Ketring really had only one full season during her four-year Penn career because her freshman season was cut short with an injury. In that full season in 2019, she batted .413 and was a first-team All-Ivy selection.
Ketring and some of the Penn upperclassmen thought about transferring to other schools to use their remaining eligibility, but the Ivy League left everyone hanging in the wind for so long that the window closed.
“That was always in the back of our minds, but we didn’t have an answer. Having an answer earlier would have alleviated the mental toll and stress,” Ketring said. “If you wore a Penn sweatshirt to the store, people would ask you if you knew anything about the season. Saying it over and over takes a toll on you a little bit.”
Ketring wishes the Ivy League could have figured out a way to let athletes redshirt considering the extreme circumstances involved.

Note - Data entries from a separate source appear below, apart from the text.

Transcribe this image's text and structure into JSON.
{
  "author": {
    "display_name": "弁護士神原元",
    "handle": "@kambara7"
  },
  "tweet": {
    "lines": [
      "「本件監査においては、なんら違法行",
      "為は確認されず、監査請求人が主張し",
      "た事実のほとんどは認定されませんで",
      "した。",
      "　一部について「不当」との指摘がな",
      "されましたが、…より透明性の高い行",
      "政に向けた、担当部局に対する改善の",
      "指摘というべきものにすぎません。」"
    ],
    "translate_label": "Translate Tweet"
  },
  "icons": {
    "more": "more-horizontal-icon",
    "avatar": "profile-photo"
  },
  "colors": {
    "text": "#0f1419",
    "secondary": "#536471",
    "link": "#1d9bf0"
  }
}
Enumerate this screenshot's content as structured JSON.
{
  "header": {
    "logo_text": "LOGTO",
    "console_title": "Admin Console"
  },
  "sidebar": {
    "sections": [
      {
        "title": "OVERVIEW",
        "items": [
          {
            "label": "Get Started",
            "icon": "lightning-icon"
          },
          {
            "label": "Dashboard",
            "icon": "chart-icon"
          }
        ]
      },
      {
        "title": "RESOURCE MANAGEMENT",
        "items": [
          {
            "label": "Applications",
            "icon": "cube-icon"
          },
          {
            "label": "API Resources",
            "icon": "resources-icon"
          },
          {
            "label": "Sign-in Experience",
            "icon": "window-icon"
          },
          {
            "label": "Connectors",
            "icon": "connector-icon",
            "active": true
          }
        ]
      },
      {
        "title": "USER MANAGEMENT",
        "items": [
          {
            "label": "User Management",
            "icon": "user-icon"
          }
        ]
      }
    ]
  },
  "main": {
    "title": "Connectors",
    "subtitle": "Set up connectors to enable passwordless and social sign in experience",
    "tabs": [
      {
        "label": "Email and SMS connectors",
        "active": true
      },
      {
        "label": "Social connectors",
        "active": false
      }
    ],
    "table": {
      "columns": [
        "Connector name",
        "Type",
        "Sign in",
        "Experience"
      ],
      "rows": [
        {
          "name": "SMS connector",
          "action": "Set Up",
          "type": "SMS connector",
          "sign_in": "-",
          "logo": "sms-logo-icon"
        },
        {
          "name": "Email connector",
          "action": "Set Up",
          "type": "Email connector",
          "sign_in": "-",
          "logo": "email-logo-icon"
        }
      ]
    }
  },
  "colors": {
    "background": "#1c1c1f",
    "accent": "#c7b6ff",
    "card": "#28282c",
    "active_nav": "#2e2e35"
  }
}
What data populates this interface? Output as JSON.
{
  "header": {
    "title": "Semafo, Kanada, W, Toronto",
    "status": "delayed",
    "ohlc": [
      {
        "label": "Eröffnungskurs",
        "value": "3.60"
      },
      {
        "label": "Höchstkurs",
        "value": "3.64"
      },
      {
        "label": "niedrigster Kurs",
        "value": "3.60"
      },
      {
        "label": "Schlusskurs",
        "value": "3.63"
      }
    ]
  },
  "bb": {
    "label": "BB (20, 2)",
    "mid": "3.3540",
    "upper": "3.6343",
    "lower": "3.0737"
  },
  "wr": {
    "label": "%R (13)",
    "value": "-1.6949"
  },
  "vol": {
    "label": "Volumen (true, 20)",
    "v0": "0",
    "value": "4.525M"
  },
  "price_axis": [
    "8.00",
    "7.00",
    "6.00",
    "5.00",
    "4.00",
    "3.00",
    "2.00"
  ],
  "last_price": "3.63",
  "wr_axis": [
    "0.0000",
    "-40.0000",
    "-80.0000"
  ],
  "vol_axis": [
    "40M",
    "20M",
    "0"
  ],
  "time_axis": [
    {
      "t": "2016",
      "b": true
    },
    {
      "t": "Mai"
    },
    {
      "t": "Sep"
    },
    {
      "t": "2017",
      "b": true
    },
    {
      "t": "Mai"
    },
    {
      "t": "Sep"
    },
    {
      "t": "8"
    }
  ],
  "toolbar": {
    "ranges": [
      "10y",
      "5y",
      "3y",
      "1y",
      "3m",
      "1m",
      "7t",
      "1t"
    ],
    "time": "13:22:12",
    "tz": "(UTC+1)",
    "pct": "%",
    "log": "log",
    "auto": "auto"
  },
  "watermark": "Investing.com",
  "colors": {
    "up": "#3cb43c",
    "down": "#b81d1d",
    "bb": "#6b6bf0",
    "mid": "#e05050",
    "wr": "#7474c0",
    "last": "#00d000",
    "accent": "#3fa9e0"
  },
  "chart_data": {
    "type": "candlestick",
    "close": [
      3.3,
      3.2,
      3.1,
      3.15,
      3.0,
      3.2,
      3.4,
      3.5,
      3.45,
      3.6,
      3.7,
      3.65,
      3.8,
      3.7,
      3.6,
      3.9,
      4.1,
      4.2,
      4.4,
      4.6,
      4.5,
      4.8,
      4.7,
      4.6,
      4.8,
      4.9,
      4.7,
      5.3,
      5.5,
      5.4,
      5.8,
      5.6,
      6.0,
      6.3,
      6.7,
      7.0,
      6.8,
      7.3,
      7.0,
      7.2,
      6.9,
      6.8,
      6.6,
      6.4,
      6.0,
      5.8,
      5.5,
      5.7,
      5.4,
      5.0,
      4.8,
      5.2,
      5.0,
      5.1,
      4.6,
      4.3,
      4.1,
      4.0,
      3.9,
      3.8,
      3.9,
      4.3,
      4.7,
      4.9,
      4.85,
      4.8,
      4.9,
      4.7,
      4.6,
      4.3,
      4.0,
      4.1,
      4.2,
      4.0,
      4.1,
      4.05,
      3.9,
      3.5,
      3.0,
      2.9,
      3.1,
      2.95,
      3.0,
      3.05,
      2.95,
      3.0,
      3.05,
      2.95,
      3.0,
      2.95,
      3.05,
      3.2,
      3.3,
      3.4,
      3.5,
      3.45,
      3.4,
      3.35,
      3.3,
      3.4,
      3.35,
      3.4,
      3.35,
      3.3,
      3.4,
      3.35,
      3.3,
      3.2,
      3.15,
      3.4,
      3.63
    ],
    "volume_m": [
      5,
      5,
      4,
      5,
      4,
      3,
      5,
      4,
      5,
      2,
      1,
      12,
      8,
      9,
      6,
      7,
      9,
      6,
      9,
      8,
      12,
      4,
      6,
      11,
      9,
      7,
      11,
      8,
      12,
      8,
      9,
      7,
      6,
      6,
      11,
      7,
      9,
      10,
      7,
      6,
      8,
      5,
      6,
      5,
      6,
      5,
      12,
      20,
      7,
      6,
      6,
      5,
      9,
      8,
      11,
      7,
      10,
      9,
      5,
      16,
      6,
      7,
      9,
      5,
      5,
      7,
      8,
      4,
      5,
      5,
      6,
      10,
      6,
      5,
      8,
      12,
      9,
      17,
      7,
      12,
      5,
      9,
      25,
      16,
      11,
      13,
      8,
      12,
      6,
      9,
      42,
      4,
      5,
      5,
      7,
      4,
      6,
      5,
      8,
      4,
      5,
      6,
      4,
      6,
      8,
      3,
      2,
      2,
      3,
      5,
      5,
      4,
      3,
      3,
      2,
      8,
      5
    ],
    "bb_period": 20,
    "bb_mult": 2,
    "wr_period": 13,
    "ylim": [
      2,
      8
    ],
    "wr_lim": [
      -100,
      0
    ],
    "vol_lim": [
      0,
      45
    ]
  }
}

“Athletes totally understand that academics come first in the Ivy Leagues. We understand that,” she said. “But when you don’t make an exception for an event that happens like Covid, it really makes you feel not valued. That hurt a lot.”
Instead of dwelling on the unknown last winter, Ketring took an internship with Navigate, a sports and entertainment market research company based in Chicago. The day the Ivy League season was officially canceled, Navigate called to offer her a job as an analyst in consumer insight and strategy.
“That seemed a little bit coincidental,” Ketring said. “I can’t be too bitter about the season being canceled. I’m a new graduate with a job. That is rare and I am very fortunate for that.”
Ketring knows she can’t change what happened. She knows the last two years were out of her control.
Although it would be easy to remain frustrated and angry, she still loves softball and is grateful for everything the sport has done for her.
“Of course, I really wish my college career could have ended differently,” Ketring said. “But when I look at my whole career and the 14 other years of playing, I am not as bitter. I have so many memories and relationships. I learned so much that you don’t get from not playing sports. So when I focus on the bigger picture, there are so many positives I can take away.”